The COVID-19 pandemic has triggered one of the most volatile periods on record for energy markets, not least within the LNG industry.
A number of energy-rich companies and countries are reconsidering plans for new projects. ExxonMobil was due to the final investment decision (FID) on its Rovuma LNG project, in northern Mozambique, but this has been pushed back.
While the second quarter was marked by instability, though, the tide is now turning. As such, Africa offers some major opportunities for investors.
While Exxon has postponed its Mozambique liquefaction plans, Total is moving ahead. Anadarko Petroleum took FID on the Mozambique LNG project in mid-2019, with the French company acquiring some of the US operator’s portfolio.
Total is pressing ahead with work. It secured $14.9 billion of financing for the multi-billion project in mid-July. Financial completion is expected in the third quarter.
Mozambique LNG marks a truly international effort, with co-investors from Mozambique, Japan, Thailand and India. This FID is the largest project financing deal ever signed in sub-Saharan Africa oil and gas and will be transformational for Mozambique.
East African gas exports are optimally placed to flow to a variety of different markets, but one obvious destination is China. Beijing is actively pursuing a fuel-switching policy whereby they are working to replace coal with natural gas in a bid to move consumption across the country to cleaner energy sources.
Gas is finding increasing favour as a transition fuel in the shift to a lower carbon energy supply.
The International Energy Agency’s (IEA) World Energy Outlook report for 2019 projected that demand for natural gas will overtake coal in the global energy mix by 2030. By 2040, natural gas consumption will rise to account for one quarter of global energy demand, the agency said.
If managed correctly, Mozambique is in a unique position to become a leading supplier of LNG to some of the world’s largest economies. This monumental investment demonstrates financial institutions also have real confidence in the long-term potential of LNG in Mozambique.
Whilst undoubtedly vast, these recent investments also offer considerable opportunities beyond just energy markets.
Total, and other gas projects, raise the hope of propelling Mozambique, one of the poorest countries in the world, to middle income status by the mid-2030s. It could generate more than $40 billion in revenue for the government over its lifespan. It is this inflow of foreign investment that will enable Mozambique’s government to pursue its own development agenda.
Furthermore, opportunities to build connections between global investors and local enterprises will enable the country to leverage its natural gas resources for wider economic growth. These economic benefits will also stem from increased involvement from the local labour force.

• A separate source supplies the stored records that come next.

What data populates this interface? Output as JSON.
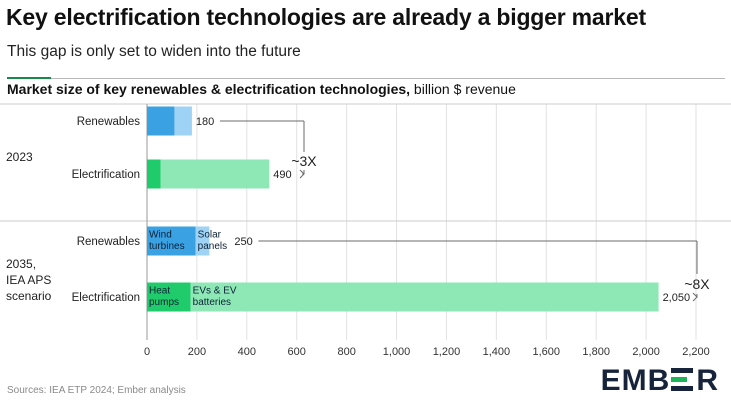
{
  "header": {
    "title": "Key electrification technologies are already a bigger market",
    "subtitle": "This gap is only set to widen into the future",
    "chart_heading": "Market size of key renewables & electrification technologies,",
    "chart_unit": " billion $ revenue"
  },
  "footer": {
    "source": "Sources: IEA ETP 2024; Ember analysis",
    "logo_left": "EMB",
    "logo_right": "R"
  },
  "colors": {
    "renewables_dark": "#3aa1e3",
    "renewables_light": "#9fd3f5",
    "electrification_dark": "#1fcb6a",
    "electrification_light": "#8de8b6",
    "grid": "#e2e2e2",
    "divider": "#cccccc",
    "arrow": "#6b6b6b",
    "axis_text": "#333333"
  },
  "chart_data": {
    "type": "bar",
    "orientation": "horizontal",
    "stacked": true,
    "xlim": [
      0,
      2200
    ],
    "x_ticks": [
      0,
      200,
      400,
      600,
      800,
      1000,
      1200,
      1400,
      1600,
      1800,
      2000,
      2200
    ],
    "x_tick_labels": [
      "0",
      "200",
      "400",
      "600",
      "800",
      "1,000",
      "1,200",
      "1,400",
      "1,600",
      "1,800",
      "2,000",
      "2,200"
    ],
    "grid": true,
    "groups": [
      {
        "label": "2023",
        "rows": [
          {
            "category": "Renewables",
            "total": 180,
            "total_label": "180",
            "segments": [
              {
                "name": "",
                "value": 110,
                "shade": "dark"
              },
              {
                "name": "",
                "value": 70,
                "shade": "light"
              }
            ]
          },
          {
            "category": "Electrification",
            "total": 490,
            "total_label": "490",
            "segments": [
              {
                "name": "",
                "value": 55,
                "shade": "dark"
              },
              {
                "name": "",
                "value": 435,
                "shade": "light"
              }
            ]
          }
        ],
        "multiplier_label": "~3X"
      },
      {
        "label": "2035, IEA APS scenario",
        "label_lines": [
          "2035,",
          "IEA APS",
          "scenario"
        ],
        "rows": [
          {
            "category": "Renewables",
            "total": 250,
            "total_label": "250",
            "segments": [
              {
                "name": "Wind turbines",
                "name_lines": [
                  "Wind",
                  "turbines"
                ],
                "value": 195,
                "shade": "dark"
              },
              {
                "name": "Solar panels",
                "name_lines": [
                  "Solar",
                  "panels"
                ],
                "value": 55,
                "shade": "light"
              }
            ]
          },
          {
            "category": "Electrification",
            "total": 2050,
            "total_label": "2,050",
            "segments": [
              {
                "name": "Heat pumps",
                "name_lines": [
                  "Heat",
                  "pumps"
                ],
                "value": 175,
                "shade": "dark"
              },
              {
                "name": "EVs & EV batteries",
                "name_lines": [
                  "EVs & EV",
                  "batteries"
                ],
                "value": 1875,
                "shade": "light"
              }
            ]
          }
        ],
        "multiplier_label": "~8X"
      }
    ]
  }
}
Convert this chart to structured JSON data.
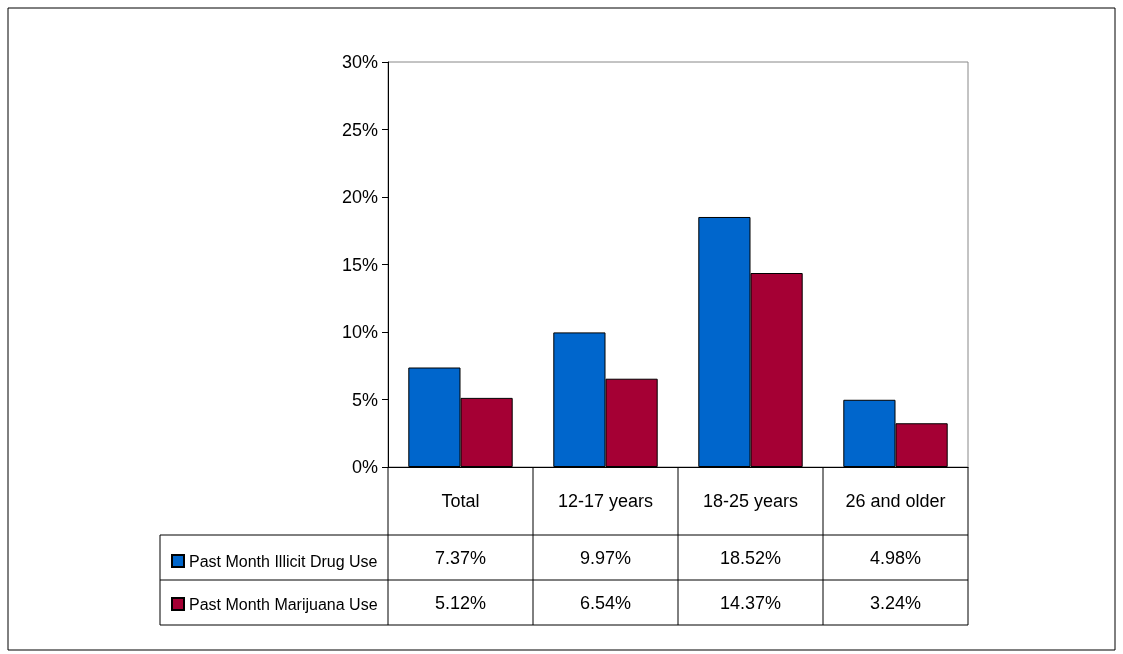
{
  "chart_data": {
    "type": "bar",
    "categories": [
      "Total",
      "12-17 years",
      "18-25 years",
      "26 and older"
    ],
    "series": [
      {
        "name": "Past Month Illicit Drug Use",
        "color": "#0066cc",
        "values": [
          7.37,
          9.97,
          18.52,
          4.98
        ],
        "value_labels": [
          "7.37%",
          "9.97%",
          "18.52%",
          "4.98%"
        ]
      },
      {
        "name": "Past Month Marijuana Use",
        "color": "#a50034",
        "values": [
          5.12,
          6.54,
          14.37,
          3.24
        ],
        "value_labels": [
          "5.12%",
          "6.54%",
          "14.37%",
          "3.24%"
        ]
      }
    ],
    "ylim": [
      0,
      30
    ],
    "yticks": [
      {
        "value": 0,
        "label": "0%"
      },
      {
        "value": 5,
        "label": "5%"
      },
      {
        "value": 10,
        "label": "10%"
      },
      {
        "value": 15,
        "label": "15%"
      },
      {
        "value": 20,
        "label": "20%"
      },
      {
        "value": 25,
        "label": "25%"
      },
      {
        "value": 30,
        "label": "30%"
      }
    ],
    "grid": false,
    "legend": "bottom left"
  }
}
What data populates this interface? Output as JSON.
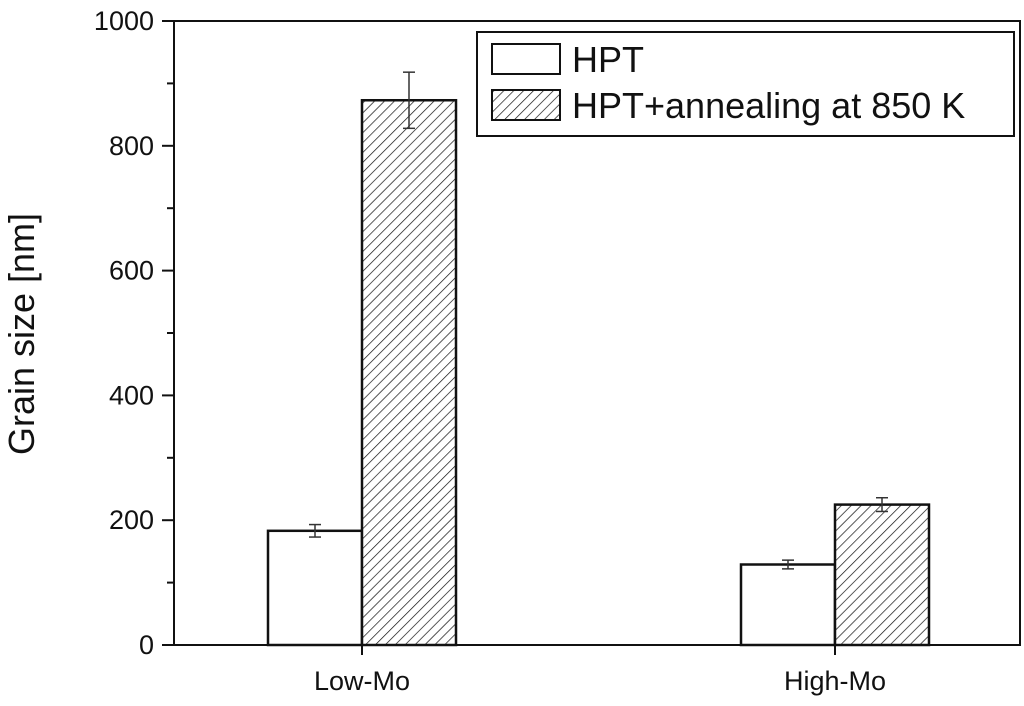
{
  "chart_data": {
    "type": "bar",
    "categories": [
      "Low-Mo",
      "High-Mo"
    ],
    "series": [
      {
        "name": "HPT",
        "values": [
          183,
          129
        ],
        "errors": [
          10,
          7
        ],
        "pattern": "solid",
        "fill": "#ffffff"
      },
      {
        "name": "HPT+annealing at 850 K",
        "values": [
          873,
          225
        ],
        "errors": [
          45,
          11
        ],
        "pattern": "hatched",
        "fill": "#ffffff"
      }
    ],
    "title": "",
    "xlabel": "",
    "ylabel": "Grain size [nm]",
    "ylim": [
      0,
      1000
    ],
    "yticks": [
      0,
      200,
      400,
      600,
      800,
      1000
    ],
    "ytick_labels": [
      "0",
      "200",
      "400",
      "600",
      "800",
      "1000"
    ],
    "legend_position": "top-right",
    "grid": false,
    "colors": {
      "axis": "#111111",
      "bar_edge": "#111111",
      "hatch": "#111111"
    }
  }
}
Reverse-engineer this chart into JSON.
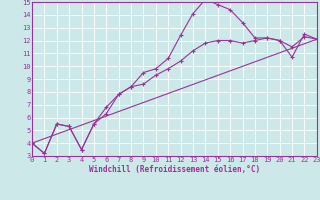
{
  "xlabel": "Windchill (Refroidissement éolien,°C)",
  "xlim": [
    0,
    23
  ],
  "ylim": [
    3,
    15
  ],
  "xticks": [
    0,
    1,
    2,
    3,
    4,
    5,
    6,
    7,
    8,
    9,
    10,
    11,
    12,
    13,
    14,
    15,
    16,
    17,
    18,
    19,
    20,
    21,
    22,
    23
  ],
  "yticks": [
    3,
    4,
    5,
    6,
    7,
    8,
    9,
    10,
    11,
    12,
    13,
    14,
    15
  ],
  "line_color": "#993399",
  "bg_color": "#cce8e8",
  "grid_color": "#ffffff",
  "line1_x": [
    0,
    1,
    2,
    3,
    4,
    5,
    6,
    7,
    8,
    9,
    10,
    11,
    12,
    13,
    14,
    15,
    16,
    17,
    18,
    19,
    20,
    21,
    22,
    23
  ],
  "line1_y": [
    4.0,
    3.2,
    5.5,
    5.3,
    3.5,
    5.5,
    6.3,
    7.8,
    8.4,
    9.5,
    9.8,
    10.6,
    12.4,
    14.1,
    15.2,
    14.8,
    14.4,
    13.4,
    12.2,
    12.2,
    12.0,
    10.7,
    12.5,
    12.1
  ],
  "line2_x": [
    0,
    1,
    2,
    3,
    4,
    5,
    6,
    7,
    8,
    9,
    10,
    11,
    12,
    13,
    14,
    15,
    16,
    17,
    18,
    19,
    20,
    21,
    22,
    23
  ],
  "line2_y": [
    4.0,
    3.2,
    5.5,
    5.3,
    3.5,
    5.5,
    6.8,
    7.8,
    8.4,
    8.6,
    9.3,
    9.8,
    10.4,
    11.2,
    11.8,
    12.0,
    12.0,
    11.8,
    12.0,
    12.2,
    12.0,
    11.5,
    12.3,
    12.1
  ],
  "line3_x": [
    0,
    23
  ],
  "line3_y": [
    4.0,
    12.1
  ],
  "marker": "+"
}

However, whilst Mozambique is positioning itself as the world’s next energy frontier, there is still doubt about whether the country’s natural gas resources can live up to expectations and whether these LNG projects will cover their outlays.
The coronavirus pandemic has hit demand for natural gas across the globe. Mozambique’s abundant reserves have been pegged as a crucial resource on which the country can capitalise. However, the projections for the potential revenue these could generate have been based on energy market prices that we may not see again.
In addition to this, the crisis is causing localised problems for LNG players. For example, Total has been forced to limit progress on construction after its site became the focal point of one of the country’s first coronavirus outbreaks.
When it comes to the pandemic and market turmoil over the past six months, COVID-19 will continue to test African countries in the months – and maybe years – to come. Current disruptions stemming from the pandemic will pass and Mozambique will have a chance to become one of the world’s largest LNG producers.